Still no 'final restitution'
April 26, 2017Several Eastern European nations fell short on pledges to return Jewish-owned property seized before or during World War II, according to a study to be published on Thursday by the European Shoah Legacy Institute (ESLI).
The study, which offers a comprehensive view of post-war restitution legislation in dozens of countries, singled out Croatia, Lithuania, Macedonia and Slovenia for limiting Jewish claimants to citizens of those countries. However, other nations have done less for the restitution of Jewish property.
"Among Eastern European countries, Bosnia-Herzegovina and Poland stand alone as the only countries that have failed to establish a comprehensive private property restitution regime for property taken either during the Holocaust or Communist eras, or one that addresses both types of taking," the study said.
It noted that while both countries had established private property restitution legislation in the wake of World War II, the measures were "short-lived due to the nationalization principles of the Communist regime that took each country."
'Rectify'
In 2009, Poland and Bosnia comprised two of the 47 states that endorsed the Terezin Declaration, considered the most comprehensive restitution pact on immovable property.
The Terezin Declaration urged participating member states to make every effort to "rectify the consequences of wrongful property seizes, such as confiscations, forced sales and sales under duress of property," which formed part of the wholesale persecution of Jews during World War II.
Jewish assets seized during the Holocaust amounted to at least $138 billion (127 billion euros) when adjusted for 2017 prices, of which less than 20 percent has been restituted, according to academic studies.
Nazi Germany, led by dictator Adolf Hitler, was responsible for perpetrating the Holocaust, which left up to 11 million Jews, Poles, Slavs, Romani and members of other ethnic and social groups dead.
Poland's restitution limbo
Once considered the home of Jewish life, Poland had a thriving community of 3.3 million Jews before the Nazi regime murdered 90 percent of the prewar population during the Holocaust.
Despite post-war efforts to provide dispossessed Jews with their property across Europe, Poland encountered communism in the immediate aftermath of the war.
"The outcome was that whatever property had been restituted was subject to a second round of confiscations, this time by communist authorities," the study said.
However, since democratization in 1989, Jewish rights organizations have noted that Poland failed to redress property seized during the Holocaust and later nationalized under communism.
"Poland is the only member of the European Union (and a former Eastern European member of the communist bloc) not to have passed comprehensive private property restitution legislation in the post-communist era," the study said.
'They keep selling them'
In Poland, property restitution has been a cumbersome path for Jewish claimants, partly due to the 1997 legislation that affects how property was nationalized during the communist era.
For example, in order for a claimant to be successful, they must prove that the nationalized property was done so in a way that contradicted the terms of the communist-era legislation.

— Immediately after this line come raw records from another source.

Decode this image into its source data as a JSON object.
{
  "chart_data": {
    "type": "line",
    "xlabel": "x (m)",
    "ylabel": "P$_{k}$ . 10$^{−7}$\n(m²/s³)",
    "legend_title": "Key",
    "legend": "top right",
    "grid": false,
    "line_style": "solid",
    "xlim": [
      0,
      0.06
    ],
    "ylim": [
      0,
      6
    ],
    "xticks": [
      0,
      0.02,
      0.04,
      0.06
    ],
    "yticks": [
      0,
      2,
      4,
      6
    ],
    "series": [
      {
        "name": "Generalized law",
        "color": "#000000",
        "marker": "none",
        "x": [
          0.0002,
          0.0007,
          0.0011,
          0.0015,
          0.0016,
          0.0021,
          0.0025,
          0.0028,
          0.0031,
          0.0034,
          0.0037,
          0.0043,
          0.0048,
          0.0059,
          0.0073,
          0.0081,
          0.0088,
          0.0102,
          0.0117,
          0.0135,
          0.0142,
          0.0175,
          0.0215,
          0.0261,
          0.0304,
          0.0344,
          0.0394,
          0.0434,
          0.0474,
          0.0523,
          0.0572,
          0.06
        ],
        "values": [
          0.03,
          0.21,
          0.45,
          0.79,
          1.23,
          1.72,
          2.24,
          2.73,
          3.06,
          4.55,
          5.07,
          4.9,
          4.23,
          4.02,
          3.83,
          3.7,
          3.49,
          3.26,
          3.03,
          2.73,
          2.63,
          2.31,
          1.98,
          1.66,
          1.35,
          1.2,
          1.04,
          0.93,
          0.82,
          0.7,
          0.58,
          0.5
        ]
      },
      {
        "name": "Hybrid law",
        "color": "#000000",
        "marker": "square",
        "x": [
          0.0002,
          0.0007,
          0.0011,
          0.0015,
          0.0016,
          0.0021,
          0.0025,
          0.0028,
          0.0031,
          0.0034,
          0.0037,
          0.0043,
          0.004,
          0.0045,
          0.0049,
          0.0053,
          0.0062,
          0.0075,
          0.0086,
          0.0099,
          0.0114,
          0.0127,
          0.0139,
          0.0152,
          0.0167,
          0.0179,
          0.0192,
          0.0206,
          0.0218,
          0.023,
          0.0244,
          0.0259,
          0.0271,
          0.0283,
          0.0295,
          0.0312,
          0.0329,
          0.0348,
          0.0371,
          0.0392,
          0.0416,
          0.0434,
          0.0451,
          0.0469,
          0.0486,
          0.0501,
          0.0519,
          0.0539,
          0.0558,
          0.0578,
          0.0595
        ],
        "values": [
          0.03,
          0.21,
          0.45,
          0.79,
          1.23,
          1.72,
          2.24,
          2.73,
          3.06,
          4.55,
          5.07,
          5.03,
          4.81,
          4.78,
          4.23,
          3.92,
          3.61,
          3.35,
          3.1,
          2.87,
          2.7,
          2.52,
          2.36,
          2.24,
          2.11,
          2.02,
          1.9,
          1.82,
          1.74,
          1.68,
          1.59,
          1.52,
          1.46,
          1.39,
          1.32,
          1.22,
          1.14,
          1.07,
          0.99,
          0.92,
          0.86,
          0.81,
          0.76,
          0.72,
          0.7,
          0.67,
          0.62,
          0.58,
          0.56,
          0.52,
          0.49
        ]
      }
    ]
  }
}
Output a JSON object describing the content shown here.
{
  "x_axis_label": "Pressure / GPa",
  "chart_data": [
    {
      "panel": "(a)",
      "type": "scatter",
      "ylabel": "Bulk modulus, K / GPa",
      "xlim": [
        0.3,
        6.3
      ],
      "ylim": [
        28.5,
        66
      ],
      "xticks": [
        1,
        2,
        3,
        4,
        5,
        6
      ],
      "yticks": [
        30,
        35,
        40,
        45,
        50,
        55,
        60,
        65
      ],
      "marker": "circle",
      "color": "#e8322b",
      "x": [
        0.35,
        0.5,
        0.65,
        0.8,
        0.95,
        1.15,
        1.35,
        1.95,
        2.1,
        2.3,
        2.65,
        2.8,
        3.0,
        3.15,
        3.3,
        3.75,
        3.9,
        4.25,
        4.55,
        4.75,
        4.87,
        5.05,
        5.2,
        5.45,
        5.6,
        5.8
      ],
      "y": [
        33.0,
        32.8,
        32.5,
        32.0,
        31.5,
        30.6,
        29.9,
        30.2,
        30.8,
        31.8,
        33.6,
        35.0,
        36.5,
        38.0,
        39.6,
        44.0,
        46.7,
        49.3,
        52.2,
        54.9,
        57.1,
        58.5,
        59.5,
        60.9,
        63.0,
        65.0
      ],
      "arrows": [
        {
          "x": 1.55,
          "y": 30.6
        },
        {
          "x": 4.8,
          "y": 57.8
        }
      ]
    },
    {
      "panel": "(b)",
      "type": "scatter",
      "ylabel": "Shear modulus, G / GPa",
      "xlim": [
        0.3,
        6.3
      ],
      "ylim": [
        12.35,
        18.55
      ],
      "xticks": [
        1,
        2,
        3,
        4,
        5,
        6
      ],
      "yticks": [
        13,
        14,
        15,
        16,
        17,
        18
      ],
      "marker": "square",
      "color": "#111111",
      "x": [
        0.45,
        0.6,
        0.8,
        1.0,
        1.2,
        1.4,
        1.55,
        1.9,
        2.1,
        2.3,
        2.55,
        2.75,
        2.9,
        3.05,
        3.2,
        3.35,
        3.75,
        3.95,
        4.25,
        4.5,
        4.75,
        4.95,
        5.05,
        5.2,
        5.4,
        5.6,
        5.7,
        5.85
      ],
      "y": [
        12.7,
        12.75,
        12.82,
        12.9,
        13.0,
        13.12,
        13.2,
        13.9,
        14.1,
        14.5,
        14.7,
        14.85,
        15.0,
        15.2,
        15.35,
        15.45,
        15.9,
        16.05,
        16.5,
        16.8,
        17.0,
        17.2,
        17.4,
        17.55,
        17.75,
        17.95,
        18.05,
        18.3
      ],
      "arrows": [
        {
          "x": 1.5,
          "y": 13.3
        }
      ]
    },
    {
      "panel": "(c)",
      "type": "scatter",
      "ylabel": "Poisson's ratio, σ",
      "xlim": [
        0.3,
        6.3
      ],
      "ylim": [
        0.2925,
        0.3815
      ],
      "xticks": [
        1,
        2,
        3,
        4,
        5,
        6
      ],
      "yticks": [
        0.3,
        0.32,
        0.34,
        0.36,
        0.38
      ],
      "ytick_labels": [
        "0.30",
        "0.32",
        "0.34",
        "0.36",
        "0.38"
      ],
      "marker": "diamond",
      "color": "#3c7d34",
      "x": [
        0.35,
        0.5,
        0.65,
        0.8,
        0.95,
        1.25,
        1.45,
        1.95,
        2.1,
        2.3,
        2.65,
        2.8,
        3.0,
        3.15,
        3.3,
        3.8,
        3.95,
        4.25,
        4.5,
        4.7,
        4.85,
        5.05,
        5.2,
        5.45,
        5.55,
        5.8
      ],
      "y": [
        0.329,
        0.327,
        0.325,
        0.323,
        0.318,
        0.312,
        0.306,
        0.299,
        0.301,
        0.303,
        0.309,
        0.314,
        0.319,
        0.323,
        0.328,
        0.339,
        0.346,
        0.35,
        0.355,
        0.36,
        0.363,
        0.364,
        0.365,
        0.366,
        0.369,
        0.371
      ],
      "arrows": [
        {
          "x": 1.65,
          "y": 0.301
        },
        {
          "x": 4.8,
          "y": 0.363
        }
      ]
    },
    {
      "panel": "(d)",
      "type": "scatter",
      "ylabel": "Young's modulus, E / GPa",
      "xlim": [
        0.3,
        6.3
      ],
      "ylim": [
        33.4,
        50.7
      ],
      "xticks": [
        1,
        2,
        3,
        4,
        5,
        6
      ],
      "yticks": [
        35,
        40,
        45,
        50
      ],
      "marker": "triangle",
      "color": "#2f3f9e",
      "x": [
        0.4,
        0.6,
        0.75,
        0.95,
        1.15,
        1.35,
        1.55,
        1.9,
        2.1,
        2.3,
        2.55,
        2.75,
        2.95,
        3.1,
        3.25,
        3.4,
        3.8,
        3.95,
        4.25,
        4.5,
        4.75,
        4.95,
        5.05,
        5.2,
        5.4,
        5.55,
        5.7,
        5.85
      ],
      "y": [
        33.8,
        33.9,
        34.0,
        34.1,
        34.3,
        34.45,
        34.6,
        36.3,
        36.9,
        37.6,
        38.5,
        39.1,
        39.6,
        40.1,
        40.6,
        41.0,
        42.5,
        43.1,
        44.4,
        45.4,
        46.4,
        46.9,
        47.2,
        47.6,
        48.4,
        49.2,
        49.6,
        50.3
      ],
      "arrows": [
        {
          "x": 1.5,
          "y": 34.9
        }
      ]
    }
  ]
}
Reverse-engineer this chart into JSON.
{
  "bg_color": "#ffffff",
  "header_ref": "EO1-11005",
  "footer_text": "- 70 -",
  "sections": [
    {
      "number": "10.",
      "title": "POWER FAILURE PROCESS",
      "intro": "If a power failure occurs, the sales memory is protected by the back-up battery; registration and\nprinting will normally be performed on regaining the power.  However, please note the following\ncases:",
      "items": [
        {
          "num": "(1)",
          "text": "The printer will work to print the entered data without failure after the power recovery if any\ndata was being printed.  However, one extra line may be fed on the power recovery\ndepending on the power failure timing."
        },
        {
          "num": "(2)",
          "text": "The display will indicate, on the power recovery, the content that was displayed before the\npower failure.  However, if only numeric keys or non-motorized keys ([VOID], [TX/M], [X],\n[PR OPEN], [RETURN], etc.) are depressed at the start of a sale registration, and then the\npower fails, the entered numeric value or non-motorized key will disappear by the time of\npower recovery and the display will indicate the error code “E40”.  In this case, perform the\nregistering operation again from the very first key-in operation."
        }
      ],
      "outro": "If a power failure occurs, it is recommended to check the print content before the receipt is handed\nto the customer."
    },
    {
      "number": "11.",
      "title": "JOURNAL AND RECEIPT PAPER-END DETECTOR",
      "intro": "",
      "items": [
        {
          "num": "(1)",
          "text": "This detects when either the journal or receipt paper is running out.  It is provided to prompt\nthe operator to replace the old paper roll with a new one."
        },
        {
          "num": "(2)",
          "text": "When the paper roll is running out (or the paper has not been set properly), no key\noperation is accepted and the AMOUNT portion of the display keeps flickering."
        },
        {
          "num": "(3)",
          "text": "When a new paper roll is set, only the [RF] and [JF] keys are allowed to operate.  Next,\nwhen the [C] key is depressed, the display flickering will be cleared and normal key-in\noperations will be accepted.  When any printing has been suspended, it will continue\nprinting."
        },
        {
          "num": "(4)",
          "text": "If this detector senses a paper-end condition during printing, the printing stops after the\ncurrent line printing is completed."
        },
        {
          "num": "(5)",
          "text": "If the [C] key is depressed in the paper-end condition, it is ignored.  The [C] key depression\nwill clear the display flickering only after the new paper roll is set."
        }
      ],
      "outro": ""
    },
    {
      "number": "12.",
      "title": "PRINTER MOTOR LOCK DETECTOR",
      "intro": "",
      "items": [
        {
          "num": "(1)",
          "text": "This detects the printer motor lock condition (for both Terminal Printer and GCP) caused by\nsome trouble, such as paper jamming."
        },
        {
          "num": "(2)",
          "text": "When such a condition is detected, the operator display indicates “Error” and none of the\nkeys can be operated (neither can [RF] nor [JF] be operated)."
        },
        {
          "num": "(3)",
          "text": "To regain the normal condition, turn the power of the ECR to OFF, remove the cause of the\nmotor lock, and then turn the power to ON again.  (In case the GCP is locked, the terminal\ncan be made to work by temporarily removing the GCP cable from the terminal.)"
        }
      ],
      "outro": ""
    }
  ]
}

Jehuda Evron, a Holocaust survivor who has joined more than 3,000 Jewish claimants in demanding restitution from Poland's government, said Polish authorities have done little to nothing to assist them.
"Instead of returning these buildings, they keep selling them to Polish and foreign investors. Most of the cases are in Polish courts for more than years and, even if you win your case in court, it takes years to get the building back," Evron told "The Krakow Post" in 2016.
Europe's promise
Gideon Taylor, chair of operations at the World Jewish Restitution Organization, said victims of the Holocaust needed to count on the support "of the European Parliament" and EU members to urge countries to "fulfill their responsibilities to ageing Holocaust survivors and their families."
"Too many survivors are living in poverty, without adequate welfare support, while some states and individuals continue to benefit from properties wrongfully seized from Jewish people during the Holocaust," Taylor added.
Despite efforts taken by European nations since the end of World War II to return property to its rightful heirs or organizations that benefit Holocaust survivors, "a substantial amount of immovable property confiscated from European Jews remains unrestituted."
"While there have been significant steps forward in a number of endorsing countries, in the post-communist countries of Eastern Europe there remains much to do regarding return of private and communal property," the study said in its concluding remarks.
But Gunnar Hökmark, a Swedish lawmaker in the European Parliament who co-hosted Wednesday's "Unfinished Justice: Restitution and Remembrance" conference in Strasbourg, called on EU nations to do more for Jewish claimants, especially in Eastern Europe.
"Restitution of property is about more than the property. It is the restitution of justice, of fairness and of human decency," he said. "It is about the final restitution of the Europe that was lost because of a crime against humanity, Europe that now must be regained."